A bit of information related to machine learning and philosophy talks at MIT.
This Friday, Sep 28, at noon
Vladimir Vapnik will give a philosophical talk, "Inductive principles in machine learning and philosophy of science" during a
Course 9.S912: "What is Intelligence?" class by Shimon Ullman and Tomaso Poggio (Location: 46-5193 (will move to 46-3310 if a larger room is required, outsiders are welcome to come and listen)). If I can summarize it, I'll update this post later.
On Wednesday, Vapnik gave a talk "From Rosenblatt's learning model to the model of learning with nontrivial teacher" at the new
Cambridge Machine Learning Colloquium and Seminar Series. The main mathematical content was that A) it is well known that the error in a support vector machine is inversely proportional to the number of training samples if the classes are well separated by the kernel in question, but is only inversely proportional to the square root of that (i.e. much more training data is needed) if the classes overlap; B) Vapnik claimed that by introducing a second kernel to be used on the training data only (e.g. some creative and not necessarily well formalizable annotations by human annotators, ranging from mundane things to assigning poetic qualities to training samples) one can make the error inversely proportional to the number of training samples even when classes overlap with respect to the main, "production" kernel. (And he was making some far-reaching philosophical conclusions from that, about importance of culture in human learning and things like that. I don't know whether his conclusions can be transferred from support vector machines to other schemas of machine learning. But it certainly looked quite interesting.)

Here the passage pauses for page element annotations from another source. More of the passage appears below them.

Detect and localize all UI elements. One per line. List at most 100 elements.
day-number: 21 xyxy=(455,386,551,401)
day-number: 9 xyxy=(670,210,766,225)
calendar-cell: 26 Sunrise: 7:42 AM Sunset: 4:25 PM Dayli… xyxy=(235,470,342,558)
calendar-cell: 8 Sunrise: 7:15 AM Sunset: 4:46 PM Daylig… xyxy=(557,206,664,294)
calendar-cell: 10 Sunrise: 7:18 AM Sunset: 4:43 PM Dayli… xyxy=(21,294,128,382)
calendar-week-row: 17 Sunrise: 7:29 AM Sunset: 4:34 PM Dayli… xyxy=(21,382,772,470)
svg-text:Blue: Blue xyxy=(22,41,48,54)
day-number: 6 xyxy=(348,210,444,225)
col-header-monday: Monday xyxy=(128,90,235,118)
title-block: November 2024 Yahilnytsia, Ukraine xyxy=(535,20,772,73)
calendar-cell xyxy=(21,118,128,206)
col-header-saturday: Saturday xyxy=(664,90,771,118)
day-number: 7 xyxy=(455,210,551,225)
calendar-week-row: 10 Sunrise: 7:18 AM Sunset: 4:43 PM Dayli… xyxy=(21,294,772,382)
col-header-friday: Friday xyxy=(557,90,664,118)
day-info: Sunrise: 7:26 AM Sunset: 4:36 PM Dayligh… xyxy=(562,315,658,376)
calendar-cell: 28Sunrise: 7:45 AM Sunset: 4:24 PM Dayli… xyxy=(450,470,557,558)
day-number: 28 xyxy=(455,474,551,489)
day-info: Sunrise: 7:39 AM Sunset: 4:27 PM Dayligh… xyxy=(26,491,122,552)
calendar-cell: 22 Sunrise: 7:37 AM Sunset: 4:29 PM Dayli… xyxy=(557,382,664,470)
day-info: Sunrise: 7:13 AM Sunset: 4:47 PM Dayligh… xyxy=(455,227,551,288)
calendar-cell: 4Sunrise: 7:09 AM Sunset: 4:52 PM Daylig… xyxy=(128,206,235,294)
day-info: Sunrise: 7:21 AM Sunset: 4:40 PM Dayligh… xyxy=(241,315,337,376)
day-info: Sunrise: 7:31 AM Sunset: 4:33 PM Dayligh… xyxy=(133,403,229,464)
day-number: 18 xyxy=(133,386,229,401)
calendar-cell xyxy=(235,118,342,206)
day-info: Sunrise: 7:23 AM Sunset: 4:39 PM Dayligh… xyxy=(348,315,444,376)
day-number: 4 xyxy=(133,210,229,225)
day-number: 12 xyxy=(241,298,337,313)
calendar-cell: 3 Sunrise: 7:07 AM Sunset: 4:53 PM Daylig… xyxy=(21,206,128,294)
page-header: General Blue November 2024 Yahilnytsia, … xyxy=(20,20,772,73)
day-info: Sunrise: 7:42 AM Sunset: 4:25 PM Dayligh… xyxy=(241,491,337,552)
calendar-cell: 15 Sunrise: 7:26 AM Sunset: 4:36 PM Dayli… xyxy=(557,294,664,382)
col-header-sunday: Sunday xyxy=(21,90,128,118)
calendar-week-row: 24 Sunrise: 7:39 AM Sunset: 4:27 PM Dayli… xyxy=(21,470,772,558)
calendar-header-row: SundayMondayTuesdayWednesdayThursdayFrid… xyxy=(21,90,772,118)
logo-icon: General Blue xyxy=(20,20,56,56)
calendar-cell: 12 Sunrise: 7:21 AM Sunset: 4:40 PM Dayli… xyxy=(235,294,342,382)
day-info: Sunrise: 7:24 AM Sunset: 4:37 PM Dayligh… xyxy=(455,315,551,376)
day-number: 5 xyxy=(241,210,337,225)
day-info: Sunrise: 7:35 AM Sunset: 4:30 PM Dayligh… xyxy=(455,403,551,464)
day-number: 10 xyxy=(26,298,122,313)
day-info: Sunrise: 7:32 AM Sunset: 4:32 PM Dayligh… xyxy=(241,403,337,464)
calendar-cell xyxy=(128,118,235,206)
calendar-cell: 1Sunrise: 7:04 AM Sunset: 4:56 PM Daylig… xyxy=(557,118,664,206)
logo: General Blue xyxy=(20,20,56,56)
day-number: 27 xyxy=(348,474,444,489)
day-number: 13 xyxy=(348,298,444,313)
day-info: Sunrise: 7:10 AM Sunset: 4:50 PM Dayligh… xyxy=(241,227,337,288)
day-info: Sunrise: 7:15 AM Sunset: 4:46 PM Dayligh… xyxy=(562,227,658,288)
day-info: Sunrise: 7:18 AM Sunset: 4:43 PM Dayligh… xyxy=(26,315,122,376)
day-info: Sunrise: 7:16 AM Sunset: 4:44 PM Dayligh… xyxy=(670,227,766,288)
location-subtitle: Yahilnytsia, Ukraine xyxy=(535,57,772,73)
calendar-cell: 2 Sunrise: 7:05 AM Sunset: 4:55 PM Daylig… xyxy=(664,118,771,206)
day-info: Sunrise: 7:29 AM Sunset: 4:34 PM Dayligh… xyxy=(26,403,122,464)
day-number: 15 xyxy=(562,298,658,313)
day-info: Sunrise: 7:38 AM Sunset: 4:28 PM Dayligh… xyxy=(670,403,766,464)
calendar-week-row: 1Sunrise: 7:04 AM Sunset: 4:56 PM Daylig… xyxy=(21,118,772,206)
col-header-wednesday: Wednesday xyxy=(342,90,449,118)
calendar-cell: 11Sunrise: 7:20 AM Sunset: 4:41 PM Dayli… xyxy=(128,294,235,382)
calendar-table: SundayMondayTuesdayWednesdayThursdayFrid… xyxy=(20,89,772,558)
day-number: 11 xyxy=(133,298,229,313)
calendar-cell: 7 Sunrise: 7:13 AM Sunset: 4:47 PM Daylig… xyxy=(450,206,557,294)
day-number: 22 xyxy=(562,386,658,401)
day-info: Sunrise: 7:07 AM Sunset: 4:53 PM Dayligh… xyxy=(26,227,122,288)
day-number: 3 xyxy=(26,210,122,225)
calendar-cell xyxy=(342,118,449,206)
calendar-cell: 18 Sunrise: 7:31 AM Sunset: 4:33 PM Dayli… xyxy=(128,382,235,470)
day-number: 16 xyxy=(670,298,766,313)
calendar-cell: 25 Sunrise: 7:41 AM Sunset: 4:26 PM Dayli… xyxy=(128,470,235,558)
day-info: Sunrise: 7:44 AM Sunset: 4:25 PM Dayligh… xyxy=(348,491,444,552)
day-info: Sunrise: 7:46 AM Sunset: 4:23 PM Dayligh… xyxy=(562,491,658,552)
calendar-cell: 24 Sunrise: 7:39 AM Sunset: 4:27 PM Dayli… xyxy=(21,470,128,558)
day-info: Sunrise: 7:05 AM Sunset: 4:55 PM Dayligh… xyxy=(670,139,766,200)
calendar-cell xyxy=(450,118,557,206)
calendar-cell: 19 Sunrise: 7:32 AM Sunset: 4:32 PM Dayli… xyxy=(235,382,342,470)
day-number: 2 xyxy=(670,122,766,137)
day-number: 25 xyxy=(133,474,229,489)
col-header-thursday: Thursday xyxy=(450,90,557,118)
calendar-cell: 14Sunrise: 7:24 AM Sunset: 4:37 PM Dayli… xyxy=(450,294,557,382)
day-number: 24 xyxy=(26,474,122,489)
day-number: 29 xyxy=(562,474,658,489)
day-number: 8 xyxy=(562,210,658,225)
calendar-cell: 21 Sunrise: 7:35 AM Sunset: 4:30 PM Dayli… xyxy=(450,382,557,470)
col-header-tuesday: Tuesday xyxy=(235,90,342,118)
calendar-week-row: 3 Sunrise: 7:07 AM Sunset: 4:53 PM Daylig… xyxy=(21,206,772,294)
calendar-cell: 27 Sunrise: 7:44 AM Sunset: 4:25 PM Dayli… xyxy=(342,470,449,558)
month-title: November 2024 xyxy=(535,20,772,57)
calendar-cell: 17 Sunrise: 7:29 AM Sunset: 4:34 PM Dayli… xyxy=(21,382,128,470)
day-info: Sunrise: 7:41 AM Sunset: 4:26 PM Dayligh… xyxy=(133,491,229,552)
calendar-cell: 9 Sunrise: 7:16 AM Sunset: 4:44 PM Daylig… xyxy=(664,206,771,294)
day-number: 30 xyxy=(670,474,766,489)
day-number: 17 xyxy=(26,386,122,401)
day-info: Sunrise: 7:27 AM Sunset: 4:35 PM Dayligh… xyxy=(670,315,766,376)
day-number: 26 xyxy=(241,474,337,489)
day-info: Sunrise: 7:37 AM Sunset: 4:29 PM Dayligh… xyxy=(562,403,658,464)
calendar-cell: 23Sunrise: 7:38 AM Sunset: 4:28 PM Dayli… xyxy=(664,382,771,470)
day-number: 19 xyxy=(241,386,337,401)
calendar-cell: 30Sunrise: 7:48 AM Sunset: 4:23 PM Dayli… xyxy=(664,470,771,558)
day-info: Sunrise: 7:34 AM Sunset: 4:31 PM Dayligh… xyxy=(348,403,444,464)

Update: There was a videorecording during the second talk, so there is some chance that there will be a public video. Some material of the first talk was repeated during the last part of the second one (which was 2 hours long). I would not retell the philosophical part. Among the machine learning part, he said that instead of Occam Razor, there is a principle of Large Margin, more precisely, the principle of admitting as many "contradictions" as possible (but contradictions situated on the manifold, and not just anywhere in the embedded space, so to generate artificial contradictions people generate "morphs" (e.g. linear combinations, or mixtures of pixels) of objects of different classes, and this also reduces the resulting error while training on a fixed data set).